Research Team Led by Prof. Xu Jianming Discovers Geographic Patterns of Co-occurrence Network Topological Features for Soil Microbiota
The research team led by Prof. Xu Jianming in the College of Environmental and Resource Sciences, Zhejiang University, published its latest research findings titled “Geographic patterns of co-occurrence network topological features for soil microbiota at continental scale in eastern China” in The ISME Journal by the Nature Publishing Group on January 15, 2016.
Soil microbiota play a critical role in soil biogeochemical processes and exert a profound effect on soil functions. Recent studies have revealed microbial co-occurrence patterns in soil microbial communities, but the geographic patterns of topological features in soil microbial co-occurrence networks at the continental scale remain primarily unknown.
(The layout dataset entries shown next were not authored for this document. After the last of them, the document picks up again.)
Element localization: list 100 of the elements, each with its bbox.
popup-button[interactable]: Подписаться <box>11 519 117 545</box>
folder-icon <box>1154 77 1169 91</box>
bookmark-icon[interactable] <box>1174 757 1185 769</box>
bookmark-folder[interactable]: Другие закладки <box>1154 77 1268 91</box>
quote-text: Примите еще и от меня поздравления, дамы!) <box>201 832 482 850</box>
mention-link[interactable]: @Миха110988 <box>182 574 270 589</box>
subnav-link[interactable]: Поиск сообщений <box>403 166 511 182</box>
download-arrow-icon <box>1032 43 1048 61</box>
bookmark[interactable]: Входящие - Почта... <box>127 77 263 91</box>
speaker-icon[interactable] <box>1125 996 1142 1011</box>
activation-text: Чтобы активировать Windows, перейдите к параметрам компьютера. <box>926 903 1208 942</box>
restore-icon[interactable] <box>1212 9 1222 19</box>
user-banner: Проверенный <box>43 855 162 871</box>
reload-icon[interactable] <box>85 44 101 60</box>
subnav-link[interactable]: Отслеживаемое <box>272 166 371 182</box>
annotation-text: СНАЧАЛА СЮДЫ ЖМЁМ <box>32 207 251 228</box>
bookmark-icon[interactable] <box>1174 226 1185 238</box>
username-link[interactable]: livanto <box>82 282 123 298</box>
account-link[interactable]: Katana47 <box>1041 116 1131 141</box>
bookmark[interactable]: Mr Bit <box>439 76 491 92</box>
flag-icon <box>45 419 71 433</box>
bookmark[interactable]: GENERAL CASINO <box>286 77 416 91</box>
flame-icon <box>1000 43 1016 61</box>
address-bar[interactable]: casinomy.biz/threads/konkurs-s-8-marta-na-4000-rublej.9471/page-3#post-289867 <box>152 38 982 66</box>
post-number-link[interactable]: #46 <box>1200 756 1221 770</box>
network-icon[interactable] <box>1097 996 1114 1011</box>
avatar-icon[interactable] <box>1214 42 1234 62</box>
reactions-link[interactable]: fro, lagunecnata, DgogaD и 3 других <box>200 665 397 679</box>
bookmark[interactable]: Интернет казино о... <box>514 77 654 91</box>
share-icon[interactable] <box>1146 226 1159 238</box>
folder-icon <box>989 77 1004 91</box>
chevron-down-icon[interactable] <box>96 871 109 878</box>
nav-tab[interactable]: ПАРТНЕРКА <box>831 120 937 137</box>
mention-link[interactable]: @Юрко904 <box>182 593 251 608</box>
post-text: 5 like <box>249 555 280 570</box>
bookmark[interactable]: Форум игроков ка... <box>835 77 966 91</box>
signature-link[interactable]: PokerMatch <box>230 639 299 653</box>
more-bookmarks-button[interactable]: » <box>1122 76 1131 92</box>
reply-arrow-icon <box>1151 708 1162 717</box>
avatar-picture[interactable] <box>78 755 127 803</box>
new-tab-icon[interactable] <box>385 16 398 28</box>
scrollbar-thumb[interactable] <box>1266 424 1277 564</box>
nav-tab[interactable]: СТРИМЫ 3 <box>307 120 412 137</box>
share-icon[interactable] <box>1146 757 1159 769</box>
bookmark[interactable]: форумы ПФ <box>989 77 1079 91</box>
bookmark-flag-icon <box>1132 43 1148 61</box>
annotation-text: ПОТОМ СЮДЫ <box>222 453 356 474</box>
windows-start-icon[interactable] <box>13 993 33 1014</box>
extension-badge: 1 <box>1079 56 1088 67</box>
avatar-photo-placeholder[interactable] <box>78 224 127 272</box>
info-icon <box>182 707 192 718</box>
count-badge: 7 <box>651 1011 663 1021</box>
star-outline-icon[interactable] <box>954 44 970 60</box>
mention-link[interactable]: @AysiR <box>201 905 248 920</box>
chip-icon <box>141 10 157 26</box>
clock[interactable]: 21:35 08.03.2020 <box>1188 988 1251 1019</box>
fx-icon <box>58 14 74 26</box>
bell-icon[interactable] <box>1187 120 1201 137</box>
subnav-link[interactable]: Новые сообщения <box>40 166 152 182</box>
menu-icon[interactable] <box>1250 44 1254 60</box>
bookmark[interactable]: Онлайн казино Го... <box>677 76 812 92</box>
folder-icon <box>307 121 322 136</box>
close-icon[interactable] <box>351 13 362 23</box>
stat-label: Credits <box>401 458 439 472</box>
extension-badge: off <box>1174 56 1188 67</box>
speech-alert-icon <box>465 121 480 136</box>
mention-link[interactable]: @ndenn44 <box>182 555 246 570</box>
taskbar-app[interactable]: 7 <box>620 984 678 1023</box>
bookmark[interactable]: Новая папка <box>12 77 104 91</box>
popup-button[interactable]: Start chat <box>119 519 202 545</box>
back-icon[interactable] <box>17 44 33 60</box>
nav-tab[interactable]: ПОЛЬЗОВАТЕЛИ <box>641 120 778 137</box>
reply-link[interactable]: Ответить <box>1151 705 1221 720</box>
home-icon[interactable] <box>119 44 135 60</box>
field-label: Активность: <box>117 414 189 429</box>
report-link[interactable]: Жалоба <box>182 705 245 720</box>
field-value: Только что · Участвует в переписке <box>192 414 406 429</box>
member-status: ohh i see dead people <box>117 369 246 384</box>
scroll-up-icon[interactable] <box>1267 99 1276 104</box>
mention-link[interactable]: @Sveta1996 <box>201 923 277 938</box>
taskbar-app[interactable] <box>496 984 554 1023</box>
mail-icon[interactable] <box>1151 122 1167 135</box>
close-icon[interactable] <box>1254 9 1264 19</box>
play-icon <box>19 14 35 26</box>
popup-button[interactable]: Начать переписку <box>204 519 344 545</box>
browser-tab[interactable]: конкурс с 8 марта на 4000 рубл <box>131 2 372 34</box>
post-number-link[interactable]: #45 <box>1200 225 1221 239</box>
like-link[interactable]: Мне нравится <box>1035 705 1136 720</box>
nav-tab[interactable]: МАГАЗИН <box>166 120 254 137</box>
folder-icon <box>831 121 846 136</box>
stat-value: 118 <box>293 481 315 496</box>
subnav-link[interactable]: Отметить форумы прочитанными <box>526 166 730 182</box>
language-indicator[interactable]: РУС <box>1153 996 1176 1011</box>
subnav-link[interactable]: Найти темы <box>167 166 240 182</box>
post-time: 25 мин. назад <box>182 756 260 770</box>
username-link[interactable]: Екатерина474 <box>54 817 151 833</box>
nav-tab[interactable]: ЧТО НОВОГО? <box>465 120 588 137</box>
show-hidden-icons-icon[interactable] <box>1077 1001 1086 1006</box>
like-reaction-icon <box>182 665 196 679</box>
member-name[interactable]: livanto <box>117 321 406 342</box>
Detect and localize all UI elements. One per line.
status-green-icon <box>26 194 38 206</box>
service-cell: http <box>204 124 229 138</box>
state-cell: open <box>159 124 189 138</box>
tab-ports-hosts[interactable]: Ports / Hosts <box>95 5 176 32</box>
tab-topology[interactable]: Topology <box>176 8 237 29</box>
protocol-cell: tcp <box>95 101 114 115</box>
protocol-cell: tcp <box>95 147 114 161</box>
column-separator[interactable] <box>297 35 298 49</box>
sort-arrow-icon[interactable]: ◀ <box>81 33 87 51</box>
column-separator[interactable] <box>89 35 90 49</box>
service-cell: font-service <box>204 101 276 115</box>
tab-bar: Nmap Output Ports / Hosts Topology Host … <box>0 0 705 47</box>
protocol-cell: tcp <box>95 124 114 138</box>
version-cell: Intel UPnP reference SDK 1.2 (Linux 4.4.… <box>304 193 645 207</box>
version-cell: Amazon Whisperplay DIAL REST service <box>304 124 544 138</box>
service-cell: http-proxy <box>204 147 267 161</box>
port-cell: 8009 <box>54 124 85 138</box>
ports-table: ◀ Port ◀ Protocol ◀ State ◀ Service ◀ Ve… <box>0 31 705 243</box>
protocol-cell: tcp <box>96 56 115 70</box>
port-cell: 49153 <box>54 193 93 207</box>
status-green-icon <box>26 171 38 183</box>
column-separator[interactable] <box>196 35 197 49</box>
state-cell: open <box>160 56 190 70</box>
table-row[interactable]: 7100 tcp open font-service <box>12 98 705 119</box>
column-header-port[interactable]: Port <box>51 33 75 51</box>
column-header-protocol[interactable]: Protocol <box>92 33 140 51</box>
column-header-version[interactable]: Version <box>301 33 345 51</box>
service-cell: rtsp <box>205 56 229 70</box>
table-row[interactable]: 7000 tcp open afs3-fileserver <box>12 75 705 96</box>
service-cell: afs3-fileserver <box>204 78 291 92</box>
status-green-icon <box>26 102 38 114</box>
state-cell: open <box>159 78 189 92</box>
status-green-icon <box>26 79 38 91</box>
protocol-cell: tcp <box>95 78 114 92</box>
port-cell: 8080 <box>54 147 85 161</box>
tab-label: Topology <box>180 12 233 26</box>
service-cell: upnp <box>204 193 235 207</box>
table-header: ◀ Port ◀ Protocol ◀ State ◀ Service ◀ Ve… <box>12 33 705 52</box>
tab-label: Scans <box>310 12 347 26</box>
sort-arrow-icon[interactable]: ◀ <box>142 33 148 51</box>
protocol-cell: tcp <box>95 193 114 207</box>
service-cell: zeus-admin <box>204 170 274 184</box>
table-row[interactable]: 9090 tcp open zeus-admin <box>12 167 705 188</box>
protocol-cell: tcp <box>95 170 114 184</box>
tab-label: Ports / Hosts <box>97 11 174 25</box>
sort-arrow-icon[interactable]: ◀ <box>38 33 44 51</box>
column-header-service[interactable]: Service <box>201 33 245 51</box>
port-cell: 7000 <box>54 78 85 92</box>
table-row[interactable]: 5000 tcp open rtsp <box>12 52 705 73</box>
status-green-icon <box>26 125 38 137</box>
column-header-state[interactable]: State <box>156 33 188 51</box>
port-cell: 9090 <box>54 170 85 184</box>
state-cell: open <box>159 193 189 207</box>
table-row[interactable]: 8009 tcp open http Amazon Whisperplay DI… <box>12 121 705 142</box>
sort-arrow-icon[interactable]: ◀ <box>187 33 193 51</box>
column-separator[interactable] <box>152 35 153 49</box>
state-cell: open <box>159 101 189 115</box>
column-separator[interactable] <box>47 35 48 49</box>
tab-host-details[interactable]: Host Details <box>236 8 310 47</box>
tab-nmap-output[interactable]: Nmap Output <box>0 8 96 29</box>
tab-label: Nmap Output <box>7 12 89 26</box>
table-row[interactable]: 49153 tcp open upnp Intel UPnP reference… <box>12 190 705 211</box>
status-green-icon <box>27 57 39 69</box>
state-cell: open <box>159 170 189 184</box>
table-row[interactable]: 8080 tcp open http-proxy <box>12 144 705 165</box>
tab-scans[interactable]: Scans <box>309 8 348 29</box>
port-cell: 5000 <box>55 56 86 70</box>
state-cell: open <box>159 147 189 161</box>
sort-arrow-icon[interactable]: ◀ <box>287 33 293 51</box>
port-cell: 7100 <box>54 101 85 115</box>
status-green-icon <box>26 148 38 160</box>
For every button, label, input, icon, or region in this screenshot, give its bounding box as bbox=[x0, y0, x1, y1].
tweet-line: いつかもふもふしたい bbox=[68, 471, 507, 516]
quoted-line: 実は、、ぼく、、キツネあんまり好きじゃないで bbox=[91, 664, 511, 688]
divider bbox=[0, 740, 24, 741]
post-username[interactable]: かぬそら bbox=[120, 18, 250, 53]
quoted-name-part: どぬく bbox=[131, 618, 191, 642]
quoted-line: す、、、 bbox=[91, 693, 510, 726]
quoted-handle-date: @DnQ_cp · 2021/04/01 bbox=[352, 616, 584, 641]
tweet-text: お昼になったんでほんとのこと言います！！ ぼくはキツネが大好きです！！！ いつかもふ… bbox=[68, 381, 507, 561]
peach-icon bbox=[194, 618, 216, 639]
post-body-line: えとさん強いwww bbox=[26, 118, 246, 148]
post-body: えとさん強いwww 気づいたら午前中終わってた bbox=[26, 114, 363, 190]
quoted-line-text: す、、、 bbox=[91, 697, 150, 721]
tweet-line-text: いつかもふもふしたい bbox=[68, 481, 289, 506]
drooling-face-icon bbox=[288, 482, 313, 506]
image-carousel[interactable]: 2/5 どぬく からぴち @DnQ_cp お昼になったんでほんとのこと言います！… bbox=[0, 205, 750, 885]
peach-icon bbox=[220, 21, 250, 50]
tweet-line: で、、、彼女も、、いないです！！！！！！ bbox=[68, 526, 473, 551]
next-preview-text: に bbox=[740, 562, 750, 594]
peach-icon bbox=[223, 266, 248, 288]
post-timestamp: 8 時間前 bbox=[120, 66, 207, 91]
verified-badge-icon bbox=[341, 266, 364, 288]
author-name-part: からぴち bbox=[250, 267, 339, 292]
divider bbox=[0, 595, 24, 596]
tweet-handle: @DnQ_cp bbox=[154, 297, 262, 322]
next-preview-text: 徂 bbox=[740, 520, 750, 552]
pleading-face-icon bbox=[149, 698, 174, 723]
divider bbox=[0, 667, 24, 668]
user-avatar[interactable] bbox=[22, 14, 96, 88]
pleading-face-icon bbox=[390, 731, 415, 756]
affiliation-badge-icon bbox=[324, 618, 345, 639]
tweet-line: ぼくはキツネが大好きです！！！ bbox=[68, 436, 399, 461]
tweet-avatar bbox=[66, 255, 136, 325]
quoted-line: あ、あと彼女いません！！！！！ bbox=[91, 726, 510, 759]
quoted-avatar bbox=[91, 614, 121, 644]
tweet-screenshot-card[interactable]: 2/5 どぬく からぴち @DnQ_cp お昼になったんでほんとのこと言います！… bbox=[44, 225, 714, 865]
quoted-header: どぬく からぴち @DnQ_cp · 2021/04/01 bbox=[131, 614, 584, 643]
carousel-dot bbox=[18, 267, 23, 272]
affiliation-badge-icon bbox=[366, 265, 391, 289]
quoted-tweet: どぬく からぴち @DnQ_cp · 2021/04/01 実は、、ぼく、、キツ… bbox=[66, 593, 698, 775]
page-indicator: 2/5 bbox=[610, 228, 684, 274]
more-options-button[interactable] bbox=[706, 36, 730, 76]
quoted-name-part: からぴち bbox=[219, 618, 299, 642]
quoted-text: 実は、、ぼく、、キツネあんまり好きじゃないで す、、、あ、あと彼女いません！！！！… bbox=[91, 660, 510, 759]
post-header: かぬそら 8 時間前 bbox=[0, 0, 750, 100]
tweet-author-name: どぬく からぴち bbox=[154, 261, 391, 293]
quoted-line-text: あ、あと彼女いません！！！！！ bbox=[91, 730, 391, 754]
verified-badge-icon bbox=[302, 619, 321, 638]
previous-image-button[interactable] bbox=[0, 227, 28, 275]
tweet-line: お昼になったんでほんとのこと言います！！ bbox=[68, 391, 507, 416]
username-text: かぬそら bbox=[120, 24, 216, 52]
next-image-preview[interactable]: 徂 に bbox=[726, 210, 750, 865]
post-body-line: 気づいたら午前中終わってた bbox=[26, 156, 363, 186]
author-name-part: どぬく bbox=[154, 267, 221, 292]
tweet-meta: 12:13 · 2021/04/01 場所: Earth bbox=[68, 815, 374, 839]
Researchers investigated the shifts of topological features in co-occurrence networks inferred from soil microbiota along a continental scale in eastern China. By integrating archaeal, bacterial and fungal community datasets, researchers inferred a meta-community co-occurrence network and analyzed node-level and network-level topological shifts associated with five climatic regions. Both node-level and network-level topological features revealed geographic patterns wherein microorganisms in the northern regions had closer relationships but had a lower interacting influence than those in southern regions. They further identified topological differences associated with taxonomic groups and demonstrated that co-occurrence patterns were random for archaea and non-random for bacteria and fungi. Given that microbial interactions may contribute to soil functions more than species diversity, this geographic shift of topological features provides new insights into studying microbial biogeographic patterns, their organization and impacts on soil-associated functions.